L'issue de cette bataille restait incertaine jeudi soir alors que le sommet se prolongeait. Mais elle sera scrutée de près au salon de l'agriculture que le chef de l'Etat doit inaugurer samedi matin à Paris.
A son arrivée à Bruxelles, Emmanuel Macron a clairement fixé sa priorité pour le sommet: "d'abord se battre pour avoir une politique agricole commune au rendez-vous de nos ambitions".
Il l'a ensuite défendue face aux 26 autres dirigeants alors que la PAC et le montant global du budget étaient "fortement attaqués par les pays du nord", selon l'entourage du président.
Pour lui, "le compte n'y est pas" car la proposition de compromis présentée par le président du Conseil européen, Charles Michel, alloue à la PAC un montant réduit de plus de 50 milliards d'euros sur 2021-2027, par rapport à l'exercice précédent.
"Je souhaite que les prochaines heures, que les prochains jours nous permettent d'améliorer la copie", a-t-il ajouté, en se déclarant ainsi "prêt" à faire durer le sommet si besoin.
Le chef de l'Etat ne sera pas seul à la manoeuvre car, selon Paris, la PAC est défendue par "une vingtaine de pays", surtout de l'est et du sud de l'Europe.
En témoignaient la présence de quelque dizaines de tracteurs, venus notamment des pays baltes ou de Belgique, à proximité des bâtiments de l'UE.
"Budget fort"
La baisse du budget de la PAC est proposée par la Commission pour compenser en partie le départ de l'UE du Royaume-Uni, qui était un contributeur net, et pour financer les politiques dites "modernes", comme la lutte contre le changement climatique, la sécurité ou la migration, au détriment des politiques "traditionnelles" comme l'agriculture ou la cohésion (l'aide aux régions les moins développées).
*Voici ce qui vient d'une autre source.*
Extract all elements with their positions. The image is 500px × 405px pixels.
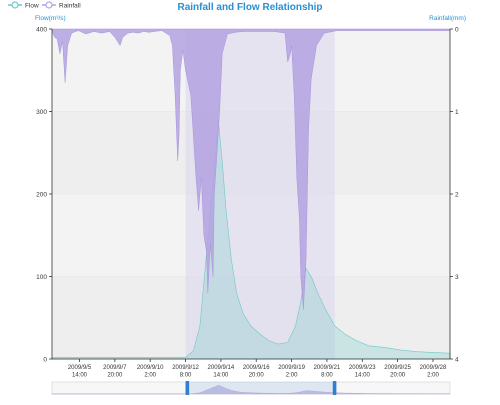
legend: Flow Rainfall [8,1,81,10]
left-tick-label: 0 [43,356,47,363]
x-tick-label: 2:00 [427,373,439,379]
axes-layer: 0 100 200 300 400 0 1 2 3 4 2009/9/5 14:00 2009/9/7 2… [36,26,459,378]
x-tick-label: 14:00 [213,373,229,379]
x-tick-label: 8:00 [180,373,192,379]
grid-band [52,194,450,277]
legend-marker-flow [11,1,19,9]
x-tick-label: 20:00 [390,373,406,379]
chart-title: Rainfall and Flow Relationship [177,2,322,13]
x-tick-label: 2009/9/16 [243,365,270,371]
x-tick-label: 2:00 [286,373,298,379]
left-tick-label: 100 [36,274,47,281]
left-tick-label: 300 [36,109,47,116]
x-tick-label: 20:00 [107,373,123,379]
legend-item-rainfall[interactable]: Rainfall [42,1,81,10]
left-axis-label: Flow(m³/s) [35,15,66,22]
grid-band [52,111,450,194]
flow-area [51,119,451,360]
right-tick-label: 0 [455,26,459,33]
x-tick-label: 2009/9/25 [384,365,411,371]
x-tick-label: 2009/9/23 [349,365,376,371]
right-tick-label: 2 [455,191,459,198]
x-tick-label: 2009/9/21 [314,365,341,371]
left-tick-label: 200 [36,191,47,198]
x-tick-label: 2009/9/14 [208,365,235,371]
datazoom-window [187,382,335,394]
x-tick-label: 2009/9/10 [137,365,164,371]
x-tick-label: 8:00 [321,373,333,379]
rainfall-area [51,28,451,310]
right-axis-label: Rainfall(mm) [429,15,466,22]
grid-band [52,276,450,359]
right-tick-label: 4 [455,356,459,363]
datazoom-handle-start[interactable] [185,381,190,395]
datazoom-slider[interactable] [51,381,451,395]
legend-marker-rainfall [45,1,53,9]
x-tick-label: 2009/9/12 [172,365,199,371]
x-tick-label: 14:00 [355,373,371,379]
x-tick-label: 2009/9/28 [420,365,447,371]
x-tick-label: 2009/9/7 [103,365,127,371]
series-layer [51,28,451,360]
left-tick-label: 400 [36,26,47,33]
datazoom-handle-end[interactable] [332,381,337,395]
legend-item-flow[interactable]: Flow [8,1,39,10]
legend-label-rainfall: Rainfall [59,3,81,10]
x-tick-label: 14:00 [72,373,88,379]
datazoom-preview [51,385,451,395]
legend-label-flow: Flow [25,3,39,10]
right-tick-label: 1 [455,109,459,116]
x-tick-label: 20:00 [249,373,265,379]
x-tick-label: 2:00 [144,373,156,379]
x-tick-label: 2009/9/5 [68,365,92,371]
x-tick-label: 2009/9/19 [278,365,305,371]
right-tick-label: 3 [455,274,459,281]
Piliers historiques de l'UE, ces deux dernières représentent environ 60% du budget de l'UE.
Ce coup de rabot est soutenu par un groupe de pays riches, comme les Pays-Bas, le Danemark, la Suède et, dans une moindre mesure, l'Allemagne.
La dernière proposition mise sur la table par Charles Michel consacre un peu plus de 329 milliards d'euros à la PAC pour la période 2021-2027 (à prix constants 2018). C'est plus que ce qu'avance la Commission (324,2 milliards) dans sa proposition initiale mais cela reste bien en-deçà de l'enveloppe dédiée à la PAC dans le cadre financier pluriannuel en cours: près de 383 milliards d'euros.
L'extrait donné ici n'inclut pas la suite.